Perhaps you have decided to cash your ticket in and head to Budapest, where we would have been going had you had your way in the planning of this trip. I told you to trust me, that you would love Paris. I told you it's exactly like they say it is: cheap red wine and living off baguettes and cheese, music and art of every kind at every hour, the perfect city to serve as your urban muse. I told you about the second-hand bookstores, my favourite restaurants, dusty and cavernous basements where the jazz plays 'til dawn. Grabbing a Lonely Planet and trying the more tested tourist route, I shook the book in your face. "The Sorbonne", I cried. "A whole museum dedicated to Picasso. Bloody fucking Foucault!"
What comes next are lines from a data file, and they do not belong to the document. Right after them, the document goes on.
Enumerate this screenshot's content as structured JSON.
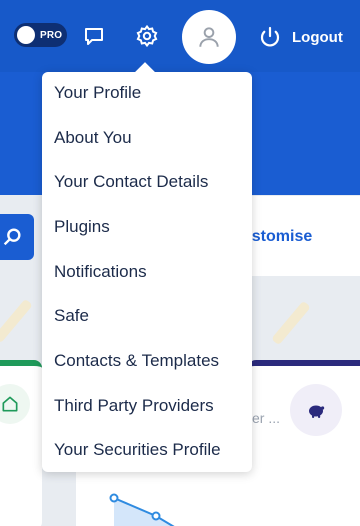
{
  "header": {
    "pro_badge": "PRO",
    "logout_label": "Logout"
  },
  "content": {
    "customise_label": "ustomise",
    "faded_label": "er ..."
  },
  "menu": {
    "items": [
      {
        "label": "Your Profile"
      },
      {
        "label": "About You"
      },
      {
        "label": "Your Contact Details"
      },
      {
        "label": "Plugins"
      },
      {
        "label": "Notifications"
      },
      {
        "label": "Safe"
      },
      {
        "label": "Contacts & Templates"
      },
      {
        "label": "Third Party Providers"
      },
      {
        "label": "Your Securities Profile"
      }
    ]
  },
  "colors": {
    "header_blue": "#1759c9",
    "accent_blue": "#1a5dd2",
    "green_border": "#1f9a5a",
    "navy_border": "#2b2a7d"
  }
}
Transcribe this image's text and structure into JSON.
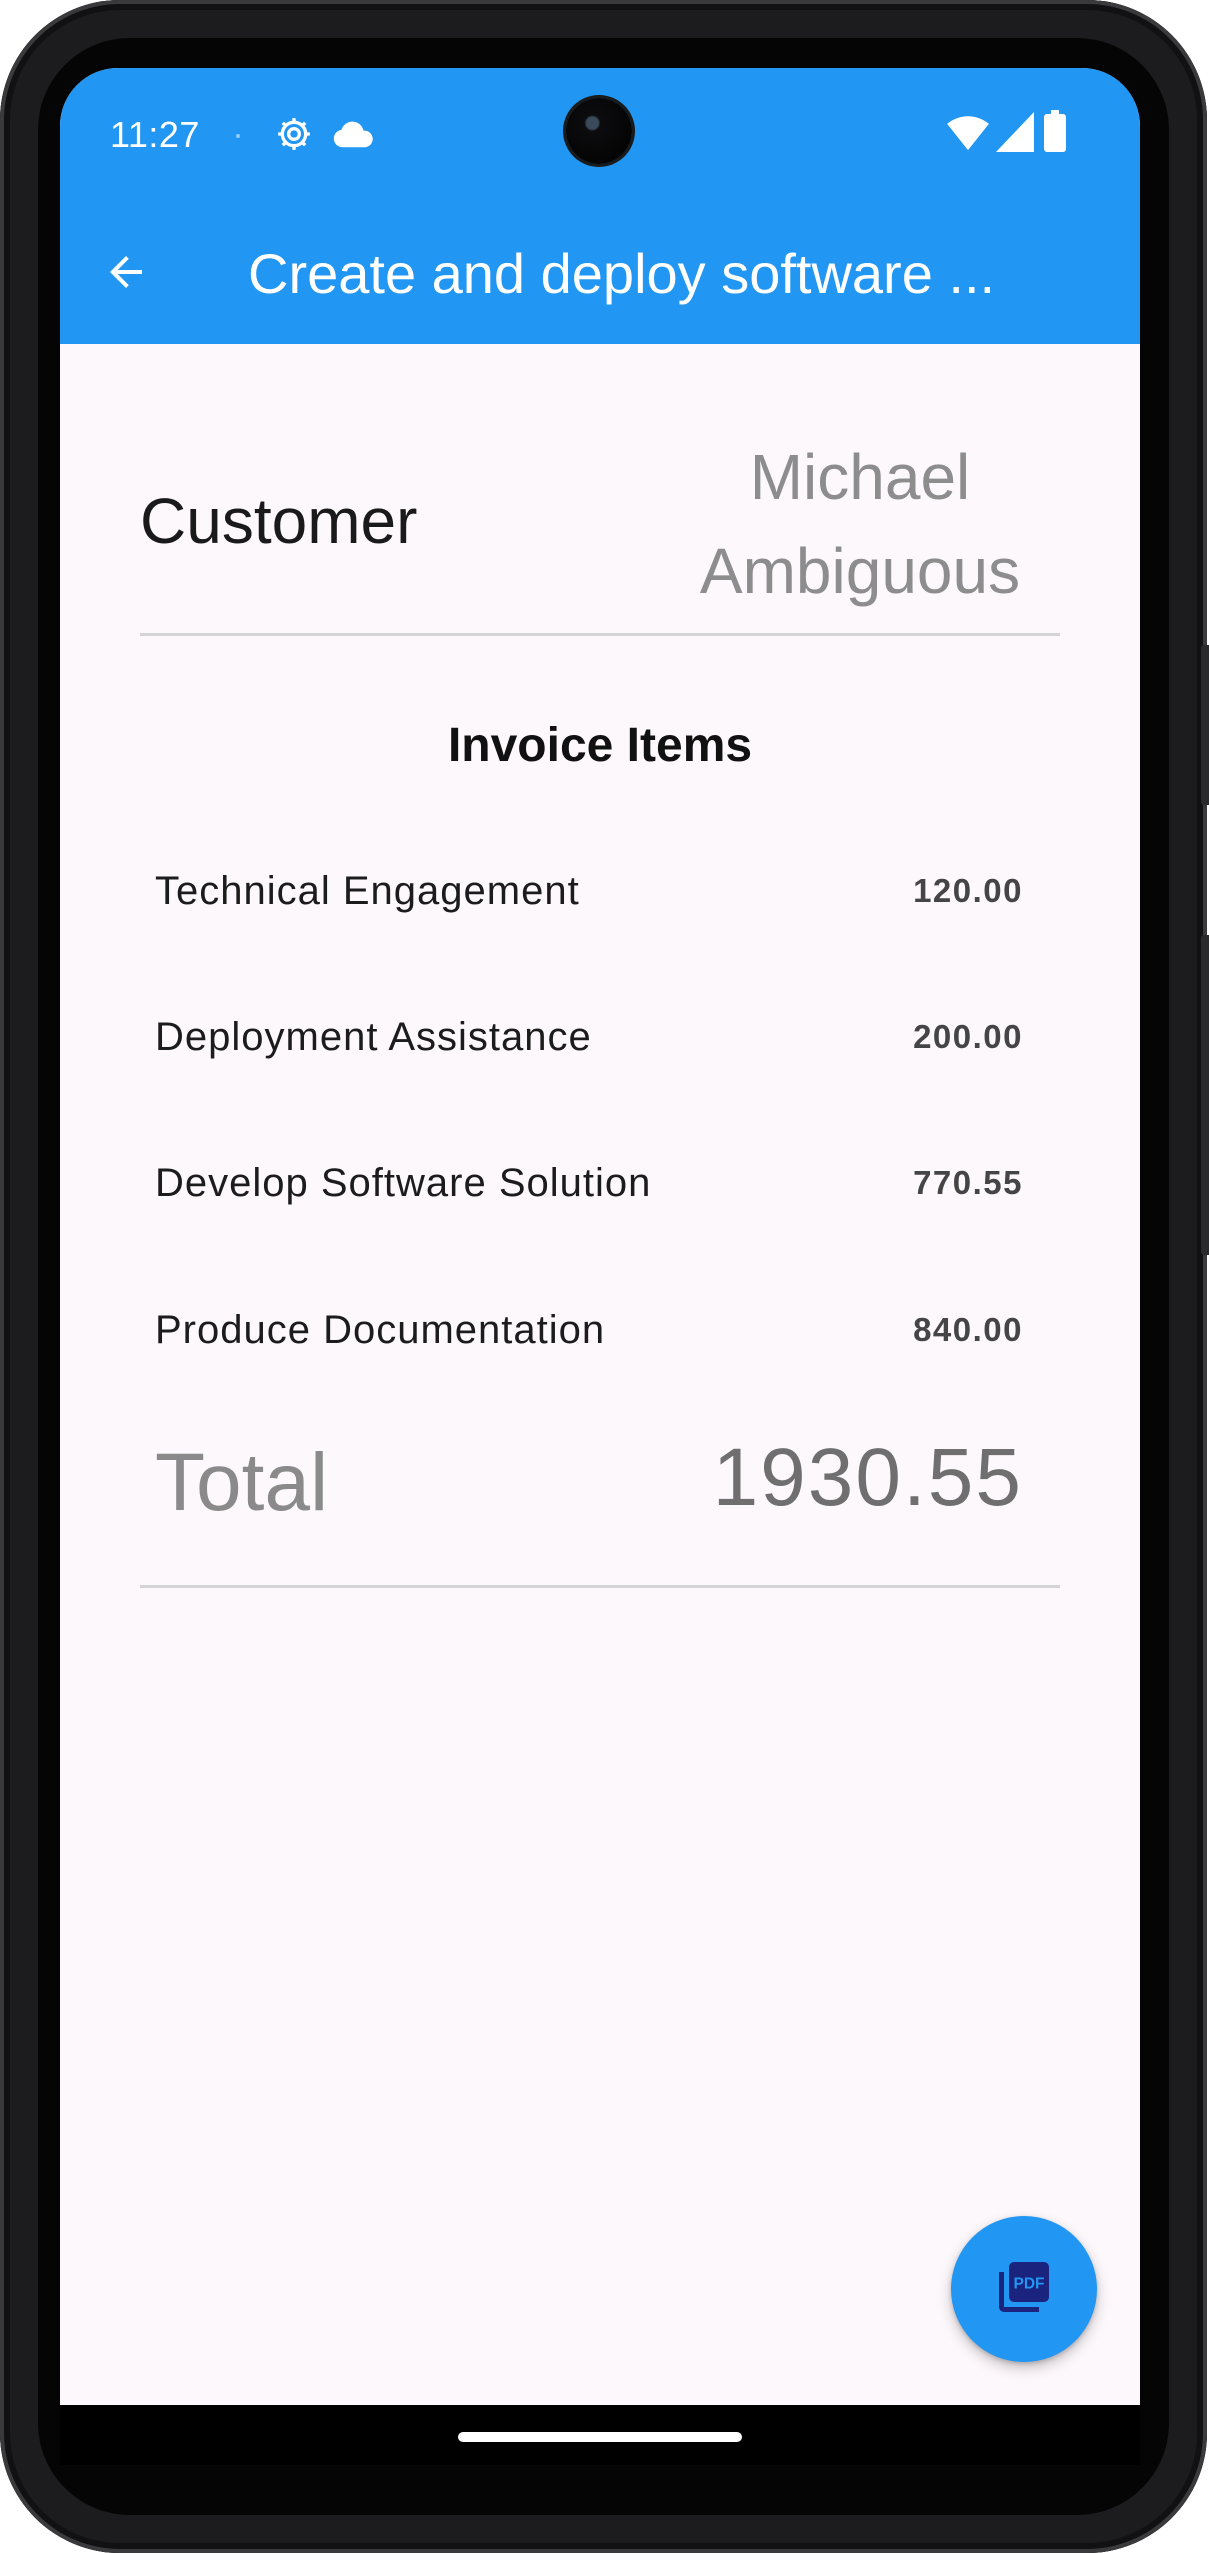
{
  "status_bar": {
    "time": "11:27",
    "icons": [
      "settings-gear-icon",
      "cloud-icon",
      "wifi-icon",
      "cell-signal-icon",
      "battery-icon"
    ]
  },
  "app_bar": {
    "title": "Create and deploy software ...",
    "back_icon": "arrow-back-icon",
    "color": "#2196f3"
  },
  "customer": {
    "label": "Customer",
    "name_line1": "Michael",
    "name_line2": "Ambiguous"
  },
  "invoice": {
    "section_title": "Invoice Items",
    "items": [
      {
        "name": "Technical Engagement",
        "amount": "120.00"
      },
      {
        "name": "Deployment Assistance",
        "amount": "200.00"
      },
      {
        "name": "Develop Software Solution",
        "amount": "770.55"
      },
      {
        "name": "Produce Documentation",
        "amount": "840.00"
      }
    ],
    "total_label": "Total",
    "total_value": "1930.55"
  },
  "fab": {
    "icon": "picture-as-pdf-icon",
    "icon_text": "PDF",
    "color": "#2196f3"
  }
}
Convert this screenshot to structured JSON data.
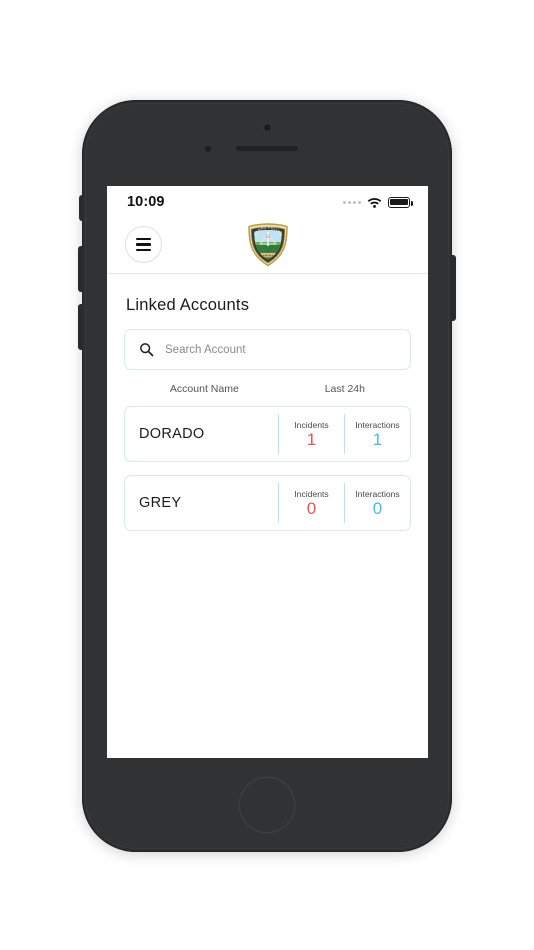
{
  "status_bar": {
    "time": "10:09",
    "signal_icon": "signal-dots-icon",
    "wifi_icon": "wifi-icon",
    "battery_icon": "battery-full-icon"
  },
  "app_bar": {
    "menu_icon": "hamburger-menu-icon",
    "logo_name": "cuerpo-policial-aruba-badge",
    "logo_text_top": "CUERPO POLICIAL",
    "logo_text_bottom": "ARUBA"
  },
  "page": {
    "title": "Linked Accounts"
  },
  "search": {
    "icon": "search-icon",
    "placeholder": "Search Account",
    "value": ""
  },
  "table": {
    "headers": {
      "account_name": "Account Name",
      "last_24h": "Last 24h"
    },
    "stat_labels": {
      "incidents": "Incidents",
      "interactions": "Interactions"
    },
    "rows": [
      {
        "name": "DORADO",
        "incidents": "1",
        "interactions": "1"
      },
      {
        "name": "GREY",
        "incidents": "0",
        "interactions": "0"
      }
    ]
  },
  "colors": {
    "incidents": "#e8565a",
    "interactions": "#4db8e8",
    "border_blue": "#d9e8f3",
    "divider_blue": "#bfdff2",
    "phone_body": "#2e2f31",
    "badge_gold": "#c8a94b"
  }
}
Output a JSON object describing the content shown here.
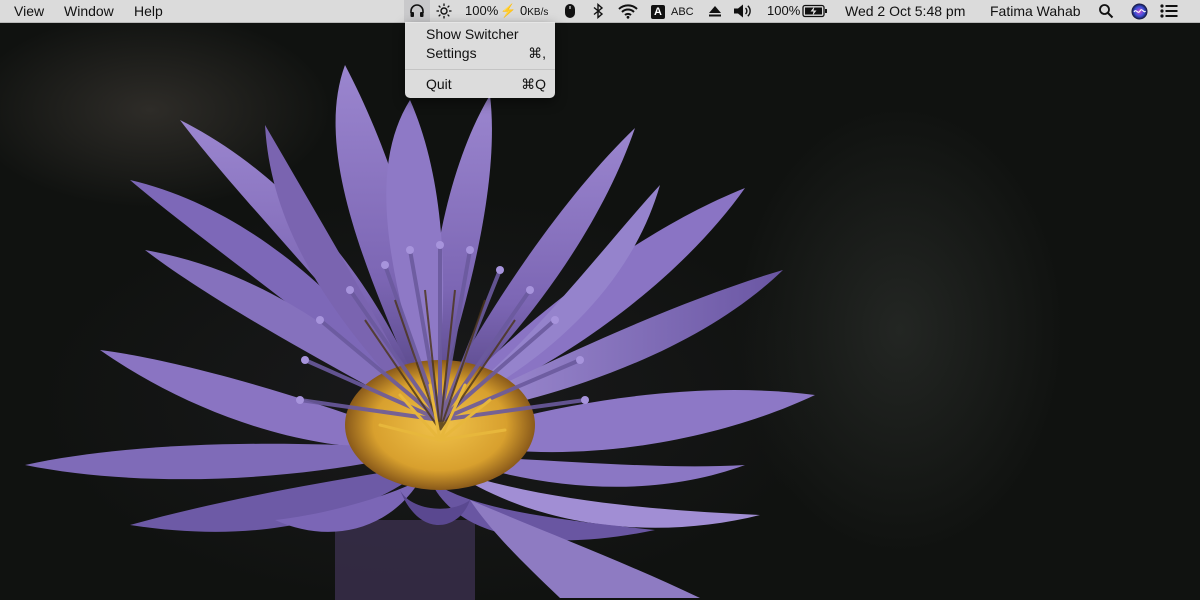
{
  "menubar": {
    "left_menus": [
      "View",
      "Window",
      "Help"
    ],
    "status": {
      "headphones_icon": "headphones-icon",
      "brightness_icon": "sun-icon",
      "brightness_percent": "100%",
      "network_speed": "0",
      "network_unit": "KB/s",
      "input_source_letter": "A",
      "input_source_name": "ABC",
      "battery_percent": "100%",
      "datetime": "Wed 2 Oct  5:48 pm",
      "user_name": "Fatima Wahab"
    }
  },
  "dropdown": {
    "items": [
      {
        "label": "Show Switcher",
        "shortcut": ""
      },
      {
        "label": "Settings",
        "shortcut": "⌘,"
      },
      {
        "label": "Quit",
        "shortcut": "⌘Q"
      }
    ]
  },
  "colors": {
    "menubar_bg": "#e4e4e4",
    "petal": "#8a73c0",
    "flower_center": "#e2b23a",
    "background": "#101210"
  }
}
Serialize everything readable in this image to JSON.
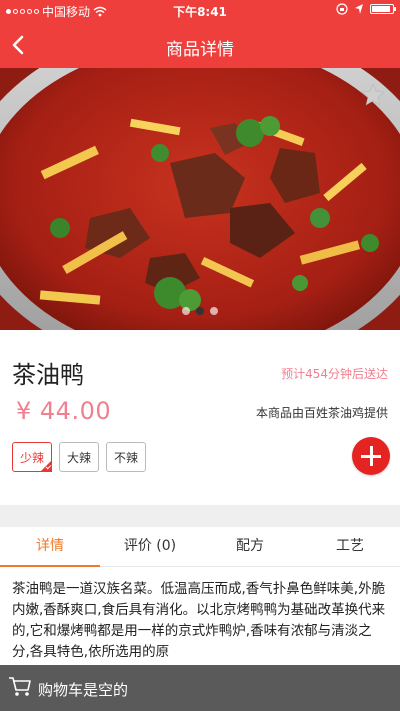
{
  "status_bar": {
    "carrier": "中国移动",
    "time": "下午8:41",
    "battery_level": 0.9
  },
  "navbar": {
    "title": "商品详情",
    "back_icon": "chevron-left-icon"
  },
  "gallery": {
    "favorite_icon": "star-icon",
    "slide_count": 3,
    "active_slide": 2
  },
  "product": {
    "name": "茶油鸭",
    "eta": "预计454分钟后送达",
    "price": "¥ 44.00",
    "provider": "本商品由百姓茶油鸡提供",
    "specs": [
      {
        "label": "少辣",
        "selected": true
      },
      {
        "label": "大辣",
        "selected": false
      },
      {
        "label": "不辣",
        "selected": false
      }
    ],
    "add_icon": "plus-circle-icon"
  },
  "tabs": [
    {
      "label": "详情",
      "active": true
    },
    {
      "label": "评价 (0)",
      "active": false
    },
    {
      "label": "配方",
      "active": false
    },
    {
      "label": "工艺",
      "active": false
    }
  ],
  "description": "茶油鸭是一道汉族名菜。低温高压而成,香气扑鼻色鲜味美,外脆内嫩,香酥爽口,食后具有消化。以北京烤鸭鸭为基础改革换代来的,它和爆烤鸭都是用一样的京式炸鸭炉,香味有浓郁与清淡之分,各具特色,依所选用的原",
  "cart": {
    "icon": "cart-icon",
    "empty_text": "购物车是空的"
  },
  "colors": {
    "brand_red": "#ef3f3c",
    "price_pink": "#f07f8f",
    "tab_active": "#ef7a2b",
    "add_button": "#e52421",
    "cart_bar": "#5a5a5a"
  }
}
Maybe you didn't believe me. Maybe I was wrong about what would inspire you, would inspire us, would fuel this crazy journey that we started, this strange thing born of your naiveté and my restlessness and blind passion. Lately we have both been at a loss for how to sustain it and in your absence I can feel it slowing, can sense it about to leave me stranded in this city made for lovers, mocking me. Maybe you have decided to stay in Liverpool, in that little flat, finding that suddenly you can paint again in my absence. Maybe it wasn't that city or its dirty fog or bleak winters that stifled us, but me all along, or better put, your wanting to be free of me.

I start to get angry. How could you just not show? I plan everything I will say, the betrayal I will try to convey. I begin to ready my tears for battle, knowing that they will always reduce you, that they will cause you to cave a little, replace your bravery with concern and make you want to draw me closer. Our love is a war of attrition.

At 3:58 a.m. I am pacing, fighting with you in my mind's eye, worked up to the point that I don't hear you turn the key in the lock or open the door. "Hey," you mumble, and I nearly jump out of my skin. My anger melts to a mix of guilt and relief in your presence, my eyes searching every surface of your skin for some sign of mistreatment before I can even open my mouth to ask what happened, ask where you've been.

There was a storm. Your plane had to land at another airport and you were bussed in. Your cab hit a motorcyclist and you don't speak French and you had to ask a dozen people before you could even find out you were on the wrong side of the city. I had forgotten to give you the phone number for the hotel. You have a fever, and you are exhausted.

Your body is cold and stiff under the covers. You lie with your back to me, and I stay awake watching your shoulders rise and fall. I try not to blink until I can sense that your breathing has deepened and I am sure you have fallen asleep.

It rains the whole time we are in Paris.